Is there revenue hiding under the baseboards in your practice? Not likely, but there are likely revenue leaks occurring that are costing the practice thousands to hundreds of thousands of dollars a year if not properly monitored.
1. Missing Encounters.
The patient was seen, services were rendered, yet no bill was generated. As long as the patient was scheduled in the practice management (PM) system, reports can be generated that match an appointment to a corresponding claim. Each system has its own name for that report, we generically refer to it as the “missing encounter report.” Office visits are easy to track as virtually all office visits are scheduled in the PM system. How about surgeries? Are they scheduled in the PM system so that they can be appropriately tracked?
Another challenge is ensuring services performed while on-call are billed. How do the physicians relay the information to the billing office that they were called in for a hospital consultation or performed emergency surgery at 2:00 am? Without proper checks and balances, practices can leave substantial money on the table.
2. Bilateral Procedures.
When a bilateral procedure is billed, it’s imperative that the charge is doubled. Payors pay the lessor of your billed charge or their allowable. When a bilateral procedure is billed without doubling the fee and that fee is less than what the payor would allow, you lose revenue. When payors pay 100% of your billed fee, that’s a flashing sign that your fees are too low. One remedy is to include a bilateral procedure code with the fee already doubled, that way staff don’t have to remember to do the math.
3. Underreported units.
The most common billed unit is one. So, for services that are greater than one, special care has to be made to ensure the correct number of units are reported. Being paid for one unit of Kenalog is less than being paid for four units. For allergy practices, only billing one unit of allergy testing or one unit of allergy mixing is a significant revenue leak. Payor rules can be programmed into the PM system to alert when procedures are billed with units below a certain threshold.
4. Consultation codes.
Although Medicare discontinued paying for consultation codes, a fair number of commercial payors still pay for them. Treating all payors like Medicare can cost the practice money. Investigate if your payors will pay for consultations.
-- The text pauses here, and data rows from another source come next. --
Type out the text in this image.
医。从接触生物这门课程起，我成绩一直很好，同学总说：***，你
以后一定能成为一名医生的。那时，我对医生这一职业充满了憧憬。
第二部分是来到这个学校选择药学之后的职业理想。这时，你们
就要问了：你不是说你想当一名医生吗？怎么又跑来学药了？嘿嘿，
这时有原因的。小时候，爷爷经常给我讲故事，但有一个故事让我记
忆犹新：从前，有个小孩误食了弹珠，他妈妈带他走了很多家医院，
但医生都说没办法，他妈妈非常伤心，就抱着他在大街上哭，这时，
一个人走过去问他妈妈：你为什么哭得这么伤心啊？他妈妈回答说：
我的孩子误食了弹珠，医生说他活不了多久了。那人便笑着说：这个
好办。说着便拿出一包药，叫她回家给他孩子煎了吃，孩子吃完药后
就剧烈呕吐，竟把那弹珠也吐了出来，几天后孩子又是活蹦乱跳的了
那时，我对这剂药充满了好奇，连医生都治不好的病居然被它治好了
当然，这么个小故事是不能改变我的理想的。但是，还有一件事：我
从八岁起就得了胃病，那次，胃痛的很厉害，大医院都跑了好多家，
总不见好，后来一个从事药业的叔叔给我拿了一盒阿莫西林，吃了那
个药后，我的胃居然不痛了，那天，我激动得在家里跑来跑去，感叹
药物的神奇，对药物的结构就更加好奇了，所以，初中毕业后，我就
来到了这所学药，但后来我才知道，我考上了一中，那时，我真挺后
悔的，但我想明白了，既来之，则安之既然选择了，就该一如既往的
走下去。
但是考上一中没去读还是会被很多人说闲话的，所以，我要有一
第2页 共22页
5. Writing claims off in full.
Too often we see claims that are written off in full to “CO-45 contractual adjustment.” We doubt that you have negotiated with any payor for an allowable of $0. However, we find too many examples of claims being written off in full that were not appealed or corrected. Sometimes it’s a classification issue, for example, the claim was denied due to no precertification. Upon further review, it was determined that the precertification was indeed overlooked. In that case, it would be appropriate to write the claim off. But, it should be written off to no precertification, not contractual adjustment. Other times, claims are arbitrarily written off to contractual adjustment without any further review.